I began writing a book about my journey through mental illness back in February of this year. I had written a few chapters but eventually hit a road block so I put it away in a drawer and haven’t look at it since.
However, one of my literary heroes, Elizabeth Gilbert, just released her new book Big Magic which profoundly changed the way I think about creativity and the “hidden jewels” lying inside me.
After finishing the book, I pulled out the chapters I had worked on so diligently for several months and the words made me cringe. The meat of everything I had written was about what happened to me rather than how it transformed me. Basically, it was dull and boring, even to me.
So I went back to the drawing board and asked myself, “Lindsay, at the beginning of your journey what would have been the ideal outcome of your story? Because that is what you should write about.”
It took an hour of soul-searching and self-introspection to get to the bottom of it, but in the end my ultimate desire was this: I didn’t want to waste my suffering. I wanted to use it to get closer to myself and to become the heroine of my own story.
I thought that sounded pretty cool and when I wrote that, inspiration struck me with such ferocity that I wrote and wrote and wrote. Before I knew it, nearly ten hours had passed, my Saturday virtually gone.

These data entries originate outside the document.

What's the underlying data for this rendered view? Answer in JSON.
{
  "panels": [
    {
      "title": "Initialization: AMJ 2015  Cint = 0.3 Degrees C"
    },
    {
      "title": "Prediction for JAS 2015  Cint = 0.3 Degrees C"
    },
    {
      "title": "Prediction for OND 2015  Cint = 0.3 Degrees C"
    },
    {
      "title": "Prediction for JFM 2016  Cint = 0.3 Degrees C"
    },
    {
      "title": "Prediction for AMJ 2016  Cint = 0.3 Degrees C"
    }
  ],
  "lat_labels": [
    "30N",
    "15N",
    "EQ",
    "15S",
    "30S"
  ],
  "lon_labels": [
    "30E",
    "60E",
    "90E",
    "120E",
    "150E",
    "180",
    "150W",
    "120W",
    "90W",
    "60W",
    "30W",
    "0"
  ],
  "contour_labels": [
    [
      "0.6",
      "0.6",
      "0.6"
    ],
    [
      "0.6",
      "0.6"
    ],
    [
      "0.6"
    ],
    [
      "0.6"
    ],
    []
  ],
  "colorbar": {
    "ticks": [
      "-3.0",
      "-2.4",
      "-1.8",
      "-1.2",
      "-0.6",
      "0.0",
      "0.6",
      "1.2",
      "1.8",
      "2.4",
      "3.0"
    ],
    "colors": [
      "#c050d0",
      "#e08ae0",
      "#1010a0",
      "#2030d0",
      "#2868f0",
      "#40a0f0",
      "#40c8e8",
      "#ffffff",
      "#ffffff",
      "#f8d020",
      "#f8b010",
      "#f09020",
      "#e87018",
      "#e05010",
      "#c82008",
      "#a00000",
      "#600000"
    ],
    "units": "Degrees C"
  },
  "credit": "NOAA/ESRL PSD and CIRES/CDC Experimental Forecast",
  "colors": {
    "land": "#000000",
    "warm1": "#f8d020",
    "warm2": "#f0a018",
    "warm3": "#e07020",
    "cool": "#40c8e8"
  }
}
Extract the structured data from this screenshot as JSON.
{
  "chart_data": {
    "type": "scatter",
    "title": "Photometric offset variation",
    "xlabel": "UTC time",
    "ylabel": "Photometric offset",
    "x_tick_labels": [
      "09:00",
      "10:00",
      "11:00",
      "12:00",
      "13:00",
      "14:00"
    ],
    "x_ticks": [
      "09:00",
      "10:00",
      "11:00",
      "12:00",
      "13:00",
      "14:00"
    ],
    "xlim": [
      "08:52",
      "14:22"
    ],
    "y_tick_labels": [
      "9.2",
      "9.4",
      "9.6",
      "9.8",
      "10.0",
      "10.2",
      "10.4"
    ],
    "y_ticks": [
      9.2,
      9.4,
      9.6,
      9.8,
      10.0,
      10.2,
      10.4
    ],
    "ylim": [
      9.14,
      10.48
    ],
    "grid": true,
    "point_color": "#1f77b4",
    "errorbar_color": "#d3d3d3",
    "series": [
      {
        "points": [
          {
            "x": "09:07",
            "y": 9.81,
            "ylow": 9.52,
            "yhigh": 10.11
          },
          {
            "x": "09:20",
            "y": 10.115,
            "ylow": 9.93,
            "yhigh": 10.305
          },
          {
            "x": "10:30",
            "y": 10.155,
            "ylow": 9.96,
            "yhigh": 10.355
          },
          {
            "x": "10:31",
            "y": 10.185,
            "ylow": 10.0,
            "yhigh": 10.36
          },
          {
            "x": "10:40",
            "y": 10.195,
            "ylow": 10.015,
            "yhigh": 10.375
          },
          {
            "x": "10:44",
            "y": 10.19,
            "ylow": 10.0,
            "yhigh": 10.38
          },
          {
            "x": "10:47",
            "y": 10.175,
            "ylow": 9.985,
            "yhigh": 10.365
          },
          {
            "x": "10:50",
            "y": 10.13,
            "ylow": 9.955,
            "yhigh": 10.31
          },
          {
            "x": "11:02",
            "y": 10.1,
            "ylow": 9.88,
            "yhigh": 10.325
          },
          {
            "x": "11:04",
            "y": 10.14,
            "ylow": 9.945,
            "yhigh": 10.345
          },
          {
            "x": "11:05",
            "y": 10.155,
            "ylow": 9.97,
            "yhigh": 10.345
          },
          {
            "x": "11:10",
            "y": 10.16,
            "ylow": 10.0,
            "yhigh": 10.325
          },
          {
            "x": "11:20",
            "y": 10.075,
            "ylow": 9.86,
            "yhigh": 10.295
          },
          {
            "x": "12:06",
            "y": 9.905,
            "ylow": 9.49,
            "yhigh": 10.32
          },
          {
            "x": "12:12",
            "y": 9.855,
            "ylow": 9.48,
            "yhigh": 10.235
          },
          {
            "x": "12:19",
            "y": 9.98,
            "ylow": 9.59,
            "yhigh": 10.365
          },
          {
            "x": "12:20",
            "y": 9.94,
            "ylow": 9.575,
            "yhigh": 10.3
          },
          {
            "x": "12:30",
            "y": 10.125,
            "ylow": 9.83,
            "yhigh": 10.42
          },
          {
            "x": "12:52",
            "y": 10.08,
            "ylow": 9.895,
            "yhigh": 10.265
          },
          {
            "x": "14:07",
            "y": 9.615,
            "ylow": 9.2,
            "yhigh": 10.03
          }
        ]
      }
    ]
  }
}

But I looked through my composition notebook and realized I was looking at the outline for an entirely new book – a more real and genuine one than what I had previously written. One I was writing purely for me, not anyone else.
And you know what’s strange? I found myself writing about the profound pain and suffering and emotional confusion I had endured and was actually enjoying it, which is to say I am in a drastically different state of mind compared to where I was many months ago. Maybe that is because enough time has passed for me to look at my story as a spectator rather than writing it all as it unfolded.
At the time I had begun writing my book I had only been out of the hospital for a little over a month. I was still depressed as my medications hadn’t quite kicked in yet. And I was angry. Why did this happen to me? Why is life so unfair? It’s no wonder, then, I had written a book from the viewpoint of a victim. Thank god I’ve moved on.
Perhaps the most encouraging piece of advice I took away from Big Magic is the idea that your creativity and art is begging to be made manifest. It doesn’t matter if what you create is any good. It just matters that you finish it. It may not always come easy or naturally, but then again your work never promised it would be either of those things. It just promised it would interesting. And it is interesting, indeed.